The treatment consists of 30 pills given over the course of five days, including 10 ritonavir pills. The ritonavir slows down the breakdown of Pfizer's pill, known as PF-07321332, and allows it to remain in the body longer. (If authorized, the Pfizer pill would be known as Paxlovid.)
“Today’s news is a real game-changer in the global efforts to halt the devastation of this pandemic," Pfizer CEO and Chairman Albert Bourla wrote in a statement. "These data suggest that our oral antiviral candidate, if approved or authorized by regulatory authorities, has the potential to save patients’ lives, reduce the severity of COVID-19 infections, and eliminate up to nine out of ten hospitalizations."
Study participants were unvaccinated, with mild-to-moderate COVID-19, and were considered high risk for hospitalization due to health problems like obesity, diabetes or heart disease. Treatment began within three to five days of initial symptoms, and lasted for five days. Patients who received the drug earlier showed slightly better results, underscoring the need for speedy testing and treatment.
Pfizer reported few details on side effects but said rates of problems were similar between the groups at about 20%.

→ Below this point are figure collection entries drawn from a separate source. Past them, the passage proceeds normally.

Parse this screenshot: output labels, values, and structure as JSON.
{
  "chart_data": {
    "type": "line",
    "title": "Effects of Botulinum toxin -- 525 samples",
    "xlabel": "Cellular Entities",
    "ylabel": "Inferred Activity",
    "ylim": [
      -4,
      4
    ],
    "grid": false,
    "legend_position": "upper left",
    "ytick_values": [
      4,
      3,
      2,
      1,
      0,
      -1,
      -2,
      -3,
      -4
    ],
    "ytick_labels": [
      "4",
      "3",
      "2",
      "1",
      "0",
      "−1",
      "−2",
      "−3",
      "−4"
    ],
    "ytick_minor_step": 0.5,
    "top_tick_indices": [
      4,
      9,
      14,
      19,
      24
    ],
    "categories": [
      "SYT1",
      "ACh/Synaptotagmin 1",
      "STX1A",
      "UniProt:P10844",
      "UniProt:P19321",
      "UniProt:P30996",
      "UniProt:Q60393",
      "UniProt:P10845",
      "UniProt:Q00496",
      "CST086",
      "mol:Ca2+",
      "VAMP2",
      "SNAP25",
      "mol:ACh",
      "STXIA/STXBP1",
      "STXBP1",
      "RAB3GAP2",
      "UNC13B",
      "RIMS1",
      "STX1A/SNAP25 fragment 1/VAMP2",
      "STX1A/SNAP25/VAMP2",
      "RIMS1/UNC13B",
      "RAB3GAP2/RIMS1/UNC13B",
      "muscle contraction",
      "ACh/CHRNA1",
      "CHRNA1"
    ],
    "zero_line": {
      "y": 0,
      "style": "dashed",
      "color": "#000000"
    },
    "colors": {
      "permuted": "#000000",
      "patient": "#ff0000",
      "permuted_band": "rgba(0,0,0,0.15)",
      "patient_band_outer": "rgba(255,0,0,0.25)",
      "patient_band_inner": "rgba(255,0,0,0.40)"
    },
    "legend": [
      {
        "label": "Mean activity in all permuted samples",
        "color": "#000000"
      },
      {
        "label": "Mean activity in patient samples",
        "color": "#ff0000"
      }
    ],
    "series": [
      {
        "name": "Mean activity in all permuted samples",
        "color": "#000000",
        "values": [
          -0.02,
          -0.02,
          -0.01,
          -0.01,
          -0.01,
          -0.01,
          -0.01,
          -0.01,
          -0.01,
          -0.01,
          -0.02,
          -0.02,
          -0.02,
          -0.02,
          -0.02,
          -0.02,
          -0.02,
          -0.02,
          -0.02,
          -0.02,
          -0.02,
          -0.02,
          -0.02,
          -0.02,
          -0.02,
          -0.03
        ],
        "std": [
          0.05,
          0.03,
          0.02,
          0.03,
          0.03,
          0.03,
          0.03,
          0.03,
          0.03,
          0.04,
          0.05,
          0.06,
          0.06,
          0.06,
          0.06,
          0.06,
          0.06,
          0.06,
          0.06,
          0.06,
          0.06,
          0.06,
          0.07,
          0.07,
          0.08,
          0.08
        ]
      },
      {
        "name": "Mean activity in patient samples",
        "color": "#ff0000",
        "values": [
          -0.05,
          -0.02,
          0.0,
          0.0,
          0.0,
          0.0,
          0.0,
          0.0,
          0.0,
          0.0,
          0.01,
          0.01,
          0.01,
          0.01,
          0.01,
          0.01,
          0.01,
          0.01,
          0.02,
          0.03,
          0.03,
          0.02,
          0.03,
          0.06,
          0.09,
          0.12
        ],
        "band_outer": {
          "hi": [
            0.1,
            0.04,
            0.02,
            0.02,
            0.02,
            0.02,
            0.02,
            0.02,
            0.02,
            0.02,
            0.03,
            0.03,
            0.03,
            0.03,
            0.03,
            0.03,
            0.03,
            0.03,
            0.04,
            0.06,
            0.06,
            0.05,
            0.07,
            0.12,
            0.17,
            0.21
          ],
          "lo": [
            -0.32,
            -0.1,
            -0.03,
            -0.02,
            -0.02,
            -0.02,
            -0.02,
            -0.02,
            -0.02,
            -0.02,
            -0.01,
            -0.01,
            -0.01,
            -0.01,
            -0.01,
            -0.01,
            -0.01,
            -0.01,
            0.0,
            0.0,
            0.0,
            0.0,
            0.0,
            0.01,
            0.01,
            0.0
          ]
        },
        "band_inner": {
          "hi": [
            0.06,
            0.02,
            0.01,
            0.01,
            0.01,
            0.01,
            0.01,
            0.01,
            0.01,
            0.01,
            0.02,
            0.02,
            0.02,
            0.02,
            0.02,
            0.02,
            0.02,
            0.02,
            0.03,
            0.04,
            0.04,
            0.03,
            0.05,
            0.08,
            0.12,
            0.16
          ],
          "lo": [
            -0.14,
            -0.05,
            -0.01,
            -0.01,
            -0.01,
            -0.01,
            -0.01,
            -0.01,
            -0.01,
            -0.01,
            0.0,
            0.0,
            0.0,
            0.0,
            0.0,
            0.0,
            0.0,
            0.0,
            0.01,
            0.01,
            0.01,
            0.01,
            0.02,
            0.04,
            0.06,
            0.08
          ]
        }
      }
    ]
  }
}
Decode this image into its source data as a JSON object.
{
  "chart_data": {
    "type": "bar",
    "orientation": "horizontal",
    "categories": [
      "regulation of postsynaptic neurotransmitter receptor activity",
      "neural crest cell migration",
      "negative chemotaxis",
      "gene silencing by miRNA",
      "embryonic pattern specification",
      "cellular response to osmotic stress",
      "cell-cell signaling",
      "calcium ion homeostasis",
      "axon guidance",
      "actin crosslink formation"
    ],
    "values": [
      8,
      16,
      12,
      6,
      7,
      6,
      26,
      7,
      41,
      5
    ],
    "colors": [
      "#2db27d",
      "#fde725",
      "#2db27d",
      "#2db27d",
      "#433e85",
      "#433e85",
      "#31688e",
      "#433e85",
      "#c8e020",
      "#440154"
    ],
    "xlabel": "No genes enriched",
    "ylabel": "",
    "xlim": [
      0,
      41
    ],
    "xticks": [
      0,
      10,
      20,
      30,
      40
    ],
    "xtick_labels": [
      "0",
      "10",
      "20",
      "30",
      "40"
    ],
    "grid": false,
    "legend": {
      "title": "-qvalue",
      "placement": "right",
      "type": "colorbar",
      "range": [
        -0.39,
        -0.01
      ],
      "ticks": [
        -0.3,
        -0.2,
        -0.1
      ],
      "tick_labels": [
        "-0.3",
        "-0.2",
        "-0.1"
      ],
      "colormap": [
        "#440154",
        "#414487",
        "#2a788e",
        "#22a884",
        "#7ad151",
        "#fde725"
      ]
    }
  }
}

"Given the continued global impact of COVID-19, we have remained laser-focused on the science and fulfilling our responsibility to help healthcare systems and institutions around the world while ensuring equitable and broad access to people everywhere," Bourla added.
The data has not yet been peer reviewed, but Pfizer will submit results for review and publication. The company said that an independent board of experts monitoring the trial recommended that it be stopped early because it proved so effective; the practice is standard procedure when interim results show such a clear benefit.
Pfizer says it will seek regulatory review from the U.S. Food and Drug Administration (FDA) and international regulators as soon as possible.
The only other antiviral approved by the FDA – remdesivir, sold under the brand name Veklury – is administered intraveinously.
The news comes one day after regulators in the United Kingdom granted conditional approval to a similar oral antiviral COVID-19 treatment from Merck. The FDA is convening a meeting of its advisers to discuss the pill in late November.
The Associated Press contributed to this report.